Já era tarde quando o Príncipe
passava montado em seu cavalo pelo reino desconhecido. As pessoas acenavam e
ele prontamente acenava de volta. Diziam que era humilde de coração e corajoso de
mente. Fazia tudo o que um regente deveria fazer, mas ainda assim não era um
qualquer, era o Príncipe.
Após seguir rigorosamente todas
as ordens de seu pai, o Rei, o humilde e corajoso Príncipe fora descansar. Dia
longo ele teve e seu descanso era incomum. Mentia para o seu pai e para a sua
mãe pois dizia que iria treinar esgrima, enquanto ouvia que as fadas do bosque
e os duendes da terra eram mais atrativos que qualquer obrigação do reino. E
estes moravam no Bosque dos Bosques.
Passou pela janela do quarto em
um salto só, porque havia realmente muita prontidão e convicção na vida deste
Príncipe. Pensava: “Esta noite adentrarei no Bosque dos Bosques e de lá não
sairei até que tenha respostas.”
Era certo que todos naquele reino
desconhecido tinham um grande medo do Bosque dos Bosques. Na boca dos aldeões
aquele local era amaldiçoado, era escuro, fechado e repleto de criaturas
horrendas que se escondiam da população local. Ao redor do Bosque dos Bosques
havia sempre um louco de nome Meresh, que se dizia protetor daqueles que
adentravam a livre propriedade.
Meresh, o louco, sempre ficava de
pé no mesmo lugar. Acenava para as crianças, tinha um sorriso bondoso e largo e
cultuava as estrelas como os soldados e aldeões cultuavam as armas. Ora,
tamanha ignorância tinha Meresh. Era sempre óbvio que de sabedoria não viveriam
os homens, mas de guerras.
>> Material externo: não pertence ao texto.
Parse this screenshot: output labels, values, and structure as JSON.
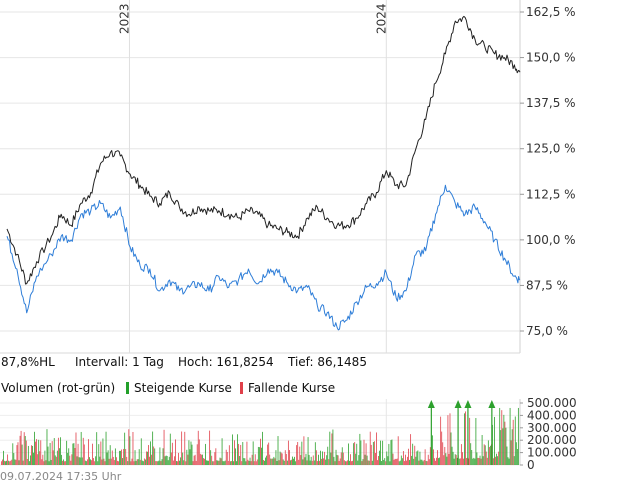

Vez ou outra por ele passava uma família diferente, da
qual sempre se seguiam diálogos similares:
- Olha, papai, é o louco de novo.
Ele está contando as estrelas do céu tal como o senhor me ensinou a contar as balas dos
rifles noite passada.
- Filha, não já lhe disse para
não encarar tal homem?! É este o amaldiçoado do Bosque. Vem dele todas as
desgraças, crises e fome passadas no nosso glorioso reino desconhecido.
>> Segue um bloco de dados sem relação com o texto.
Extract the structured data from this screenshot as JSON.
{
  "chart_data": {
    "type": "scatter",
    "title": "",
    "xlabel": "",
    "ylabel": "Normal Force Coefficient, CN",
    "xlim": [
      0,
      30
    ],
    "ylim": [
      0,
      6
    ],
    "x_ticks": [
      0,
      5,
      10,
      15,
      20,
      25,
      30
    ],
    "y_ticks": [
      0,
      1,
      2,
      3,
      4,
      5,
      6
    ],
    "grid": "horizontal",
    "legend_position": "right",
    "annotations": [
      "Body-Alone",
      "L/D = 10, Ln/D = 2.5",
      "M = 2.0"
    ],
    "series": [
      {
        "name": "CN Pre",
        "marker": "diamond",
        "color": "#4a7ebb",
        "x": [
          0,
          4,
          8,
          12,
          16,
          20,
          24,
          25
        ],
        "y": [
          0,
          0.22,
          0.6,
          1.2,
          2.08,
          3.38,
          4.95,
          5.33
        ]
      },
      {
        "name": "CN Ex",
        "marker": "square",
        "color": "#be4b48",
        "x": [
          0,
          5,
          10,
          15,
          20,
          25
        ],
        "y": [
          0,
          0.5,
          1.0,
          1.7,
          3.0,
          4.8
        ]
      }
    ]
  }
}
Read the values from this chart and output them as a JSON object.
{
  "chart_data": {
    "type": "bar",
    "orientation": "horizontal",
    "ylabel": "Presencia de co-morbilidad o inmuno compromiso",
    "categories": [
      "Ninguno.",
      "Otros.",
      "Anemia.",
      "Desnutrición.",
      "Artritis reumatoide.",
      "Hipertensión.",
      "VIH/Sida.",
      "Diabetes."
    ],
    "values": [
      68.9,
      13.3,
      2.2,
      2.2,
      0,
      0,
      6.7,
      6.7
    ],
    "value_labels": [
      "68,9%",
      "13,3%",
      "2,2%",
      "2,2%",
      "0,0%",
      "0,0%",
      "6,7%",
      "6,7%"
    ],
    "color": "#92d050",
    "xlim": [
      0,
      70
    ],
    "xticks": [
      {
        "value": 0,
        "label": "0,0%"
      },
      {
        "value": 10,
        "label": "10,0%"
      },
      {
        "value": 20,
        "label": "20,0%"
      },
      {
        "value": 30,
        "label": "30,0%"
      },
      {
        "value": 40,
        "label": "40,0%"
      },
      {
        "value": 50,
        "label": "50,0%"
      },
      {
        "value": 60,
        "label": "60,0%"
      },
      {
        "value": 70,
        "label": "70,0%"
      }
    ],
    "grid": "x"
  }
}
Mas o Príncipe não ligava para os
comentários feitos ao Bosque. Montou no seu cavalo e foi até suas redondezas.
Estava determinado e de mente aberta pra receber o que sempre quisera:
Respostas. O Príncipe parou o seu cavalo, desceu do animal e foi então em
direção à entrada do Bosque. Meresh, que admirava as estrelas, desceu o seu
olhar em direção ao jovem rapaz. O velho sorriso largo e convidativo apareceu
no rosto do louco que não hesitou em perguntar:
- A que devo sua honra, Príncipe?
- És o louco que atendes por Meresh?
Almejo adentrar no Bosque dos Bosques. O que devo fazer?
- Ora, o Bosque é receptivo.
Podes adentrar quando quiser, porquanto precisará se despir ao entrar.
- És mesmo louco, homem?! Se
queres que me prendam por loucura de andar despido, que antes o prendam pela
loucura de me dar ordens. Ordens só recebo do Rei e Rainha.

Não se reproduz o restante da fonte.